Retaining ownership of a martial home is not an uncommon desire for at least one party during a divorce. If the other individual has no desire to remain in the home after a divorce, it may appear as though the case is clear-cut. Unfortunately, some New York couples might be surprised to discover that achieving a simple agreement on who stays and who goes may actually be much more complicated.
Many notes and mortgages for marital homes have both spouses listed on the documents. If the couple decides to divorce and don't want to sell the home, they may decide that refinancing the mortgage in the name of the person who wants to keep it is the best course of action. It may seem straightforward enough, but in many situations, it's rarely as easy as that.
What some couples fail to consider is that a loan that they qualified for jointly may not be available to just one of them. Perhaps the spouse hoping to stay in the home won't have the required income. Even if he or she has an adequate income, a low credit score or even a reduced net worth may still disqualify them from refinancing. For instance, both income and net worth are exceptionally important for mortgages higher than $417,000.

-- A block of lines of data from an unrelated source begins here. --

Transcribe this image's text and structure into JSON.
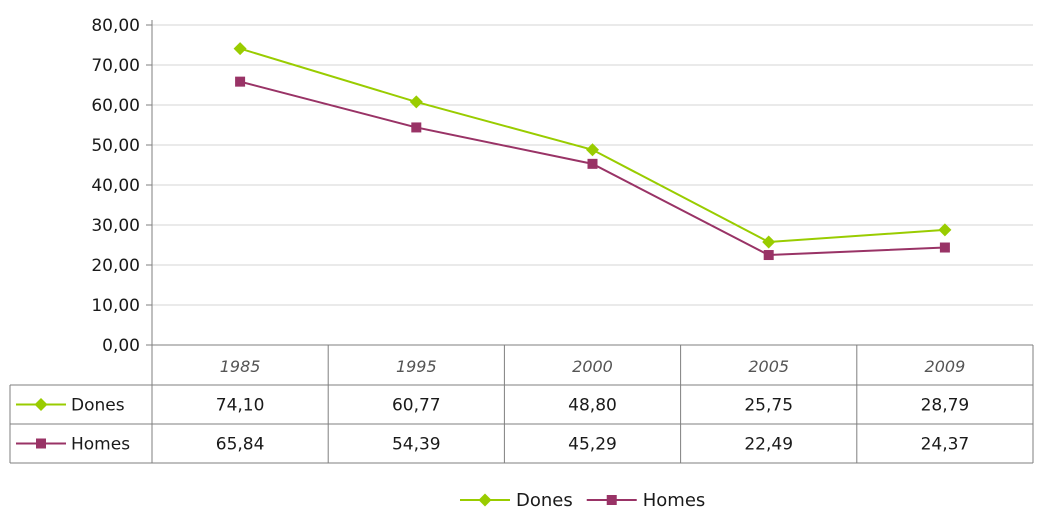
{
  "chart_data": {
    "type": "line",
    "categories": [
      "1985",
      "1995",
      "2000",
      "2005",
      "2009"
    ],
    "series": [
      {
        "name": "Dones",
        "values": [
          74.1,
          60.77,
          48.8,
          25.75,
          28.79
        ],
        "labels": [
          "74,10",
          "60,77",
          "48,80",
          "25,75",
          "28,79"
        ],
        "color": "#99cc00",
        "marker": "diamond"
      },
      {
        "name": "Homes",
        "values": [
          65.84,
          54.39,
          45.29,
          22.49,
          24.37
        ],
        "labels": [
          "65,84",
          "54,39",
          "45,29",
          "22,49",
          "24,37"
        ],
        "color": "#993366",
        "marker": "square"
      }
    ],
    "yticks": [
      "0,00",
      "10,00",
      "20,00",
      "30,00",
      "40,00",
      "50,00",
      "60,00",
      "70,00",
      "80,00"
    ],
    "ylim": [
      0,
      80
    ],
    "grid": true,
    "data_table": true,
    "legend": "bottom-center"
  }
}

In some instances, one spouse might even agree to remain on the mortgage so that his or her ex can remain in the home. This may be less likely to occur as that individual would still be on the hook for any missed payments. As a number of factors can influence whether a home can be kept after a divorce in New York, requesting that preapproval for refinancing be completed before the divorce settlement is signed off on can help both parties understand what will ultimately happen to the house. If the individual wanting to keep the house can't refinance and his or her ex won't remain on the mortgage, ultimately their best option may be to sell the house.